Un discorso rivolto più al quadro internazionale che alla situazione interna, convinto com’è – non a torto – che il suo personale destino si decida non nelle urne ma nelle complesse relazioni tra le grandi potenze, dedicando solo qualche battuta all’opposizione.

HA PARLATO DI UN MONDO in subbuglio caratterizzato ormai dalle proteste di piazza dagli Usa ad Hong Kong, una situazione «stile Maidan» che «qualcuno» vorrebbe trasferire anche nel suo paese. Venendo all’Europa dell’est il leader bielorusso ha sostenuto che «nello spazio post-sovietico, per decenni, non siamo stati in grado di risolvere molti vecchi conflitti. Transnistria, Ucraina, il groviglio caucasico di contraddizioni, il conflitto armeno-azero. La Bielorussia si trova su questa spaccatura geopolitica».

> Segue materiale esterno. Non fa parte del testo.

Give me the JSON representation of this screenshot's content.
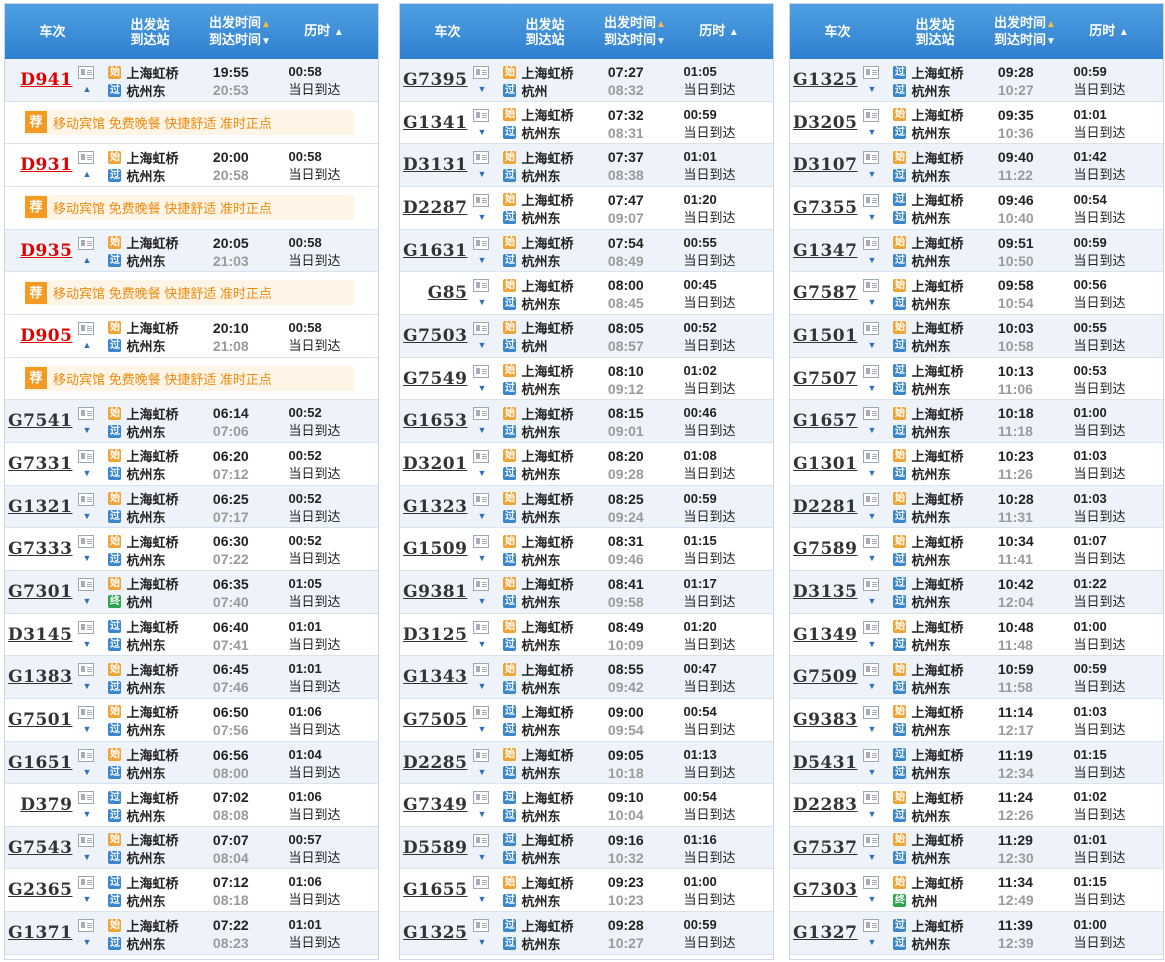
{
  "header": {
    "train": "车次",
    "stations_top": "出发站",
    "stations_bottom": "到达站",
    "time_top": "出发时间",
    "time_bottom": "到达时间",
    "duration": "历时"
  },
  "badges": {
    "start": "始",
    "pass": "过",
    "end": "终"
  },
  "promo": {
    "icon": "荐",
    "text": "移动宾馆 免费晚餐 快捷舒适 准时正点"
  },
  "colors": {
    "header": "#3a8ad6",
    "red_train": "#e00000",
    "badge_start": "#f0a436",
    "badge_pass": "#3a86cf",
    "badge_end": "#2ea44f",
    "promo": "#f08a10"
  },
  "panels": [
    {
      "rows": [
        {
          "type": "train",
          "no": "D941",
          "red": true,
          "dir": "up",
          "from_badge": "始",
          "from": "上海虹桥",
          "to_badge": "过",
          "to": "杭州东",
          "dep": "19:55",
          "arr": "20:53",
          "dur": "00:58",
          "note": "当日到达"
        },
        {
          "type": "promo"
        },
        {
          "type": "train",
          "no": "D931",
          "red": true,
          "dir": "up",
          "from_badge": "始",
          "from": "上海虹桥",
          "to_badge": "过",
          "to": "杭州东",
          "dep": "20:00",
          "arr": "20:58",
          "dur": "00:58",
          "note": "当日到达"
        },
        {
          "type": "promo"
        },
        {
          "type": "train",
          "no": "D935",
          "red": true,
          "dir": "up",
          "from_badge": "始",
          "from": "上海虹桥",
          "to_badge": "过",
          "to": "杭州东",
          "dep": "20:05",
          "arr": "21:03",
          "dur": "00:58",
          "note": "当日到达"
        },
        {
          "type": "promo"
        },
        {
          "type": "train",
          "no": "D905",
          "red": true,
          "dir": "up",
          "from_badge": "始",
          "from": "上海虹桥",
          "to_badge": "过",
          "to": "杭州东",
          "dep": "20:10",
          "arr": "21:08",
          "dur": "00:58",
          "note": "当日到达"
        },
        {
          "type": "promo"
        },
        {
          "type": "train",
          "no": "G7541",
          "dir": "down",
          "from_badge": "始",
          "from": "上海虹桥",
          "to_badge": "过",
          "to": "杭州东",
          "dep": "06:14",
          "arr": "07:06",
          "dur": "00:52",
          "note": "当日到达"
        },
        {
          "type": "train",
          "no": "G7331",
          "dir": "down",
          "from_badge": "始",
          "from": "上海虹桥",
          "to_badge": "过",
          "to": "杭州东",
          "dep": "06:20",
          "arr": "07:12",
          "dur": "00:52",
          "note": "当日到达"
        },
        {
          "type": "train",
          "no": "G1321",
          "dir": "down",
          "from_badge": "始",
          "from": "上海虹桥",
          "to_badge": "过",
          "to": "杭州东",
          "dep": "06:25",
          "arr": "07:17",
          "dur": "00:52",
          "note": "当日到达"
        },
        {
          "type": "train",
          "no": "G7333",
          "dir": "down",
          "from_badge": "始",
          "from": "上海虹桥",
          "to_badge": "过",
          "to": "杭州东",
          "dep": "06:30",
          "arr": "07:22",
          "dur": "00:52",
          "note": "当日到达"
        },
        {
          "type": "train",
          "no": "G7301",
          "dir": "down",
          "from_badge": "始",
          "from": "上海虹桥",
          "to_badge": "终",
          "to": "杭州",
          "dep": "06:35",
          "arr": "07:40",
          "dur": "01:05",
          "note": "当日到达"
        },
        {
          "type": "train",
          "no": "D3145",
          "dir": "down",
          "from_badge": "过",
          "from": "上海虹桥",
          "to_badge": "过",
          "to": "杭州东",
          "dep": "06:40",
          "arr": "07:41",
          "dur": "01:01",
          "note": "当日到达"
        },
        {
          "type": "train",
          "no": "G1383",
          "dir": "down",
          "from_badge": "始",
          "from": "上海虹桥",
          "to_badge": "过",
          "to": "杭州东",
          "dep": "06:45",
          "arr": "07:46",
          "dur": "01:01",
          "note": "当日到达"
        },
        {
          "type": "train",
          "no": "G7501",
          "dir": "down",
          "from_badge": "始",
          "from": "上海虹桥",
          "to_badge": "过",
          "to": "杭州东",
          "dep": "06:50",
          "arr": "07:56",
          "dur": "01:06",
          "note": "当日到达"
        },
        {
          "type": "train",
          "no": "G1651",
          "dir": "down",
          "from_badge": "始",
          "from": "上海虹桥",
          "to_badge": "过",
          "to": "杭州东",
          "dep": "06:56",
          "arr": "08:00",
          "dur": "01:04",
          "note": "当日到达"
        },
        {
          "type": "train",
          "no": "D379",
          "dir": "down",
          "from_badge": "过",
          "from": "上海虹桥",
          "to_badge": "过",
          "to": "杭州东",
          "dep": "07:02",
          "arr": "08:08",
          "dur": "01:06",
          "note": "当日到达"
        },
        {
          "type": "train",
          "no": "G7543",
          "dir": "down",
          "from_badge": "始",
          "from": "上海虹桥",
          "to_badge": "过",
          "to": "杭州东",
          "dep": "07:07",
          "arr": "08:04",
          "dur": "00:57",
          "note": "当日到达"
        },
        {
          "type": "train",
          "no": "G2365",
          "dir": "down",
          "from_badge": "过",
          "from": "上海虹桥",
          "to_badge": "过",
          "to": "杭州东",
          "dep": "07:12",
          "arr": "08:18",
          "dur": "01:06",
          "note": "当日到达"
        },
        {
          "type": "train",
          "no": "G1371",
          "dir": "down",
          "from_badge": "始",
          "from": "上海虹桥",
          "to_badge": "过",
          "to": "杭州东",
          "dep": "07:22",
          "arr": "08:23",
          "dur": "01:01",
          "note": "当日到达"
        }
      ]
    },
    {
      "rows": [
        {
          "type": "train",
          "no": "G7395",
          "dir": "down",
          "from_badge": "始",
          "from": "上海虹桥",
          "to_badge": "过",
          "to": "杭州",
          "dep": "07:27",
          "arr": "08:32",
          "dur": "01:05",
          "note": "当日到达"
        },
        {
          "type": "train",
          "no": "G1341",
          "dir": "down",
          "from_badge": "始",
          "from": "上海虹桥",
          "to_badge": "过",
          "to": "杭州东",
          "dep": "07:32",
          "arr": "08:31",
          "dur": "00:59",
          "note": "当日到达"
        },
        {
          "type": "train",
          "no": "D3131",
          "dir": "down",
          "from_badge": "始",
          "from": "上海虹桥",
          "to_badge": "过",
          "to": "杭州东",
          "dep": "07:37",
          "arr": "08:38",
          "dur": "01:01",
          "note": "当日到达"
        },
        {
          "type": "train",
          "no": "D2287",
          "dir": "down",
          "from_badge": "始",
          "from": "上海虹桥",
          "to_badge": "过",
          "to": "杭州东",
          "dep": "07:47",
          "arr": "09:07",
          "dur": "01:20",
          "note": "当日到达"
        },
        {
          "type": "train",
          "no": "G1631",
          "dir": "down",
          "from_badge": "始",
          "from": "上海虹桥",
          "to_badge": "过",
          "to": "杭州东",
          "dep": "07:54",
          "arr": "08:49",
          "dur": "00:55",
          "note": "当日到达"
        },
        {
          "type": "train",
          "no": "G85",
          "dir": "down",
          "from_badge": "始",
          "from": "上海虹桥",
          "to_badge": "过",
          "to": "杭州东",
          "dep": "08:00",
          "arr": "08:45",
          "dur": "00:45",
          "note": "当日到达"
        },
        {
          "type": "train",
          "no": "G7503",
          "dir": "down",
          "from_badge": "始",
          "from": "上海虹桥",
          "to_badge": "过",
          "to": "杭州",
          "dep": "08:05",
          "arr": "08:57",
          "dur": "00:52",
          "note": "当日到达"
        },
        {
          "type": "train",
          "no": "G7549",
          "dir": "down",
          "from_badge": "始",
          "from": "上海虹桥",
          "to_badge": "过",
          "to": "杭州东",
          "dep": "08:10",
          "arr": "09:12",
          "dur": "01:02",
          "note": "当日到达"
        },
        {
          "type": "train",
          "no": "G1653",
          "dir": "down",
          "from_badge": "始",
          "from": "上海虹桥",
          "to_badge": "过",
          "to": "杭州东",
          "dep": "08:15",
          "arr": "09:01",
          "dur": "00:46",
          "note": "当日到达"
        },
        {
          "type": "train",
          "no": "D3201",
          "dir": "down",
          "from_badge": "始",
          "from": "上海虹桥",
          "to_badge": "过",
          "to": "杭州东",
          "dep": "08:20",
          "arr": "09:28",
          "dur": "01:08",
          "note": "当日到达"
        },
        {
          "type": "train",
          "no": "G1323",
          "dir": "down",
          "from_badge": "始",
          "from": "上海虹桥",
          "to_badge": "过",
          "to": "杭州东",
          "dep": "08:25",
          "arr": "09:24",
          "dur": "00:59",
          "note": "当日到达"
        },
        {
          "type": "train",
          "no": "G1509",
          "dir": "down",
          "from_badge": "始",
          "from": "上海虹桥",
          "to_badge": "过",
          "to": "杭州东",
          "dep": "08:31",
          "arr": "09:46",
          "dur": "01:15",
          "note": "当日到达"
        },
        {
          "type": "train",
          "no": "G9381",
          "dir": "down",
          "from_badge": "始",
          "from": "上海虹桥",
          "to_badge": "过",
          "to": "杭州东",
          "dep": "08:41",
          "arr": "09:58",
          "dur": "01:17",
          "note": "当日到达"
        },
        {
          "type": "train",
          "no": "D3125",
          "dir": "down",
          "from_badge": "始",
          "from": "上海虹桥",
          "to_badge": "过",
          "to": "杭州东",
          "dep": "08:49",
          "arr": "10:09",
          "dur": "01:20",
          "note": "当日到达"
        },
        {
          "type": "train",
          "no": "G1343",
          "dir": "down",
          "from_badge": "始",
          "from": "上海虹桥",
          "to_badge": "过",
          "to": "杭州东",
          "dep": "08:55",
          "arr": "09:42",
          "dur": "00:47",
          "note": "当日到达"
        },
        {
          "type": "train",
          "no": "G7505",
          "dir": "down",
          "from_badge": "过",
          "from": "上海虹桥",
          "to_badge": "过",
          "to": "杭州东",
          "dep": "09:00",
          "arr": "09:54",
          "dur": "00:54",
          "note": "当日到达"
        },
        {
          "type": "train",
          "no": "D2285",
          "dir": "down",
          "from_badge": "始",
          "from": "上海虹桥",
          "to_badge": "过",
          "to": "杭州东",
          "dep": "09:05",
          "arr": "10:18",
          "dur": "01:13",
          "note": "当日到达"
        },
        {
          "type": "train",
          "no": "G7349",
          "dir": "down",
          "from_badge": "过",
          "from": "上海虹桥",
          "to_badge": "过",
          "to": "杭州东",
          "dep": "09:10",
          "arr": "10:04",
          "dur": "00:54",
          "note": "当日到达"
        },
        {
          "type": "train",
          "no": "D5589",
          "dir": "down",
          "from_badge": "过",
          "from": "上海虹桥",
          "to_badge": "过",
          "to": "杭州东",
          "dep": "09:16",
          "arr": "10:32",
          "dur": "01:16",
          "note": "当日到达"
        },
        {
          "type": "train",
          "no": "G1655",
          "dir": "down",
          "from_badge": "始",
          "from": "上海虹桥",
          "to_badge": "过",
          "to": "杭州东",
          "dep": "09:23",
          "arr": "10:23",
          "dur": "01:00",
          "note": "当日到达"
        },
        {
          "type": "train",
          "no": "G1325",
          "dir": "down",
          "from_badge": "过",
          "from": "上海虹桥",
          "to_badge": "过",
          "to": "杭州东",
          "dep": "09:28",
          "arr": "10:27",
          "dur": "00:59",
          "note": "当日到达"
        }
      ]
    },
    {
      "rows": [
        {
          "type": "train",
          "no": "G1325",
          "dir": "down",
          "from_badge": "过",
          "from": "上海虹桥",
          "to_badge": "过",
          "to": "杭州东",
          "dep": "09:28",
          "arr": "10:27",
          "dur": "00:59",
          "note": "当日到达"
        },
        {
          "type": "train",
          "no": "D3205",
          "dir": "down",
          "from_badge": "始",
          "from": "上海虹桥",
          "to_badge": "过",
          "to": "杭州东",
          "dep": "09:35",
          "arr": "10:36",
          "dur": "01:01",
          "note": "当日到达"
        },
        {
          "type": "train",
          "no": "D3107",
          "dir": "down",
          "from_badge": "始",
          "from": "上海虹桥",
          "to_badge": "过",
          "to": "杭州东",
          "dep": "09:40",
          "arr": "11:22",
          "dur": "01:42",
          "note": "当日到达"
        },
        {
          "type": "train",
          "no": "G7355",
          "dir": "down",
          "from_badge": "过",
          "from": "上海虹桥",
          "to_badge": "过",
          "to": "杭州东",
          "dep": "09:46",
          "arr": "10:40",
          "dur": "00:54",
          "note": "当日到达"
        },
        {
          "type": "train",
          "no": "G1347",
          "dir": "down",
          "from_badge": "始",
          "from": "上海虹桥",
          "to_badge": "过",
          "to": "杭州东",
          "dep": "09:51",
          "arr": "10:50",
          "dur": "00:59",
          "note": "当日到达"
        },
        {
          "type": "train",
          "no": "G7587",
          "dir": "down",
          "from_badge": "始",
          "from": "上海虹桥",
          "to_badge": "过",
          "to": "杭州东",
          "dep": "09:58",
          "arr": "10:54",
          "dur": "00:56",
          "note": "当日到达"
        },
        {
          "type": "train",
          "no": "G1501",
          "dir": "down",
          "from_badge": "始",
          "from": "上海虹桥",
          "to_badge": "过",
          "to": "杭州东",
          "dep": "10:03",
          "arr": "10:58",
          "dur": "00:55",
          "note": "当日到达"
        },
        {
          "type": "train",
          "no": "G7507",
          "dir": "down",
          "from_badge": "过",
          "from": "上海虹桥",
          "to_badge": "过",
          "to": "杭州东",
          "dep": "10:13",
          "arr": "11:06",
          "dur": "00:53",
          "note": "当日到达"
        },
        {
          "type": "train",
          "no": "G1657",
          "dir": "down",
          "from_badge": "始",
          "from": "上海虹桥",
          "to_badge": "过",
          "to": "杭州东",
          "dep": "10:18",
          "arr": "11:18",
          "dur": "01:00",
          "note": "当日到达"
        },
        {
          "type": "train",
          "no": "G1301",
          "dir": "down",
          "from_badge": "始",
          "from": "上海虹桥",
          "to_badge": "过",
          "to": "杭州东",
          "dep": "10:23",
          "arr": "11:26",
          "dur": "01:03",
          "note": "当日到达"
        },
        {
          "type": "train",
          "no": "D2281",
          "dir": "down",
          "from_badge": "始",
          "from": "上海虹桥",
          "to_badge": "过",
          "to": "杭州东",
          "dep": "10:28",
          "arr": "11:31",
          "dur": "01:03",
          "note": "当日到达"
        },
        {
          "type": "train",
          "no": "G7589",
          "dir": "down",
          "from_badge": "始",
          "from": "上海虹桥",
          "to_badge": "过",
          "to": "杭州东",
          "dep": "10:34",
          "arr": "11:41",
          "dur": "01:07",
          "note": "当日到达"
        },
        {
          "type": "train",
          "no": "D3135",
          "dir": "down",
          "from_badge": "过",
          "from": "上海虹桥",
          "to_badge": "过",
          "to": "杭州东",
          "dep": "10:42",
          "arr": "12:04",
          "dur": "01:22",
          "note": "当日到达"
        },
        {
          "type": "train",
          "no": "G1349",
          "dir": "down",
          "from_badge": "始",
          "from": "上海虹桥",
          "to_badge": "过",
          "to": "杭州东",
          "dep": "10:48",
          "arr": "11:48",
          "dur": "01:00",
          "note": "当日到达"
        },
        {
          "type": "train",
          "no": "G7509",
          "dir": "down",
          "from_badge": "始",
          "from": "上海虹桥",
          "to_badge": "过",
          "to": "杭州东",
          "dep": "10:59",
          "arr": "11:58",
          "dur": "00:59",
          "note": "当日到达"
        },
        {
          "type": "train",
          "no": "G9383",
          "dir": "down",
          "from_badge": "始",
          "from": "上海虹桥",
          "to_badge": "过",
          "to": "杭州东",
          "dep": "11:14",
          "arr": "12:17",
          "dur": "01:03",
          "note": "当日到达"
        },
        {
          "type": "train",
          "no": "D5431",
          "dir": "down",
          "from_badge": "过",
          "from": "上海虹桥",
          "to_badge": "过",
          "to": "杭州东",
          "dep": "11:19",
          "arr": "12:34",
          "dur": "01:15",
          "note": "当日到达"
        },
        {
          "type": "train",
          "no": "D2283",
          "dir": "down",
          "from_badge": "始",
          "from": "上海虹桥",
          "to_badge": "过",
          "to": "杭州东",
          "dep": "11:24",
          "arr": "12:26",
          "dur": "01:02",
          "note": "当日到达"
        },
        {
          "type": "train",
          "no": "G7537",
          "dir": "down",
          "from_badge": "始",
          "from": "上海虹桥",
          "to_badge": "过",
          "to": "杭州东",
          "dep": "11:29",
          "arr": "12:30",
          "dur": "01:01",
          "note": "当日到达"
        },
        {
          "type": "train",
          "no": "G7303",
          "dir": "down",
          "from_badge": "始",
          "from": "上海虹桥",
          "to_badge": "终",
          "to": "杭州",
          "dep": "11:34",
          "arr": "12:49",
          "dur": "01:15",
          "note": "当日到达"
        },
        {
          "type": "train",
          "no": "G1327",
          "dir": "down",
          "from_badge": "过",
          "from": "上海虹桥",
          "to_badge": "过",
          "to": "杭州东",
          "dep": "11:39",
          "arr": "12:39",
          "dur": "01:00",
          "note": "当日到达"
        }
      ]
    }
  ]
}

Il presidente slavo è convinto che Putin lo voglia abbandonare per giocarsi fino in fondo la partita del «dopo Lukashenko» con la Polonia e la Lituania: «La Russia ha paura di perderci perché, a parte noi, non ha alleati molto stretti e l’Occidente ha recentemente iniziato a mostrare un interesse sempre più sostanziale nei nostri confronti. Ma tutti conoscono la nostra risposta: la Bielorussia non è amica di qualcuno contro qualcun altro».

Parlando dei russi detenuti in Bielorussia, tutti al servizio della compagnia di ventura detta «Wagner», Lukashenko ha ripetuto di nuovo la versione ufficiale secondo cui i foreign fighters erano giunti nei pressi di Minsk con il compito di destabilizzare la situazione durante le votazioni.

Ha quindi rivelato con il suo solito stile colorito: «Oggi abbiamo ricevuto informazioni su un altro distaccamento di mercenari che è stato schierato a sud. Dovremmo correre a pescarli nei boschi ma li prenderemo tutti».

Se questo nuovo gruppo di «destabilizzatori di professione» di cui il Kgb bielorusso sarebbe sulle tracce sia composto da russi non lo ha detto, ma qualcuno in parlamento ha sussurrato perfino che sarebbero «uomini legati alla Cina».

A proposito dei 33 contractors in arresto, è circolata la voce che uno di loro avrebbe dichiarato in interrogatorio di avere per contratto come destinazione finale un paese dell’America latina, ma la pista più probabile resta quella libica.

SECONDO NEWS.RU, in un rapporto non pubblicato di osservatori indipendenti presentato al Comitato sulle sanzioni della Libia al Consiglio di sicurezza Onu, nel paese africano ci sarebbero dagli 800 ai 1200 contractors «wagneriani».

Nelle 57 pagine del documento si fanno i nomi di alcuni degli arrestati di Minsk e si sostiene che i mercenari – tutti combattenti al fianco di Khalifa Haftar – sarebbero in Libia per svolgere compiti militari speciali: sarebbero specializzati in operazioni di cecchinaggio.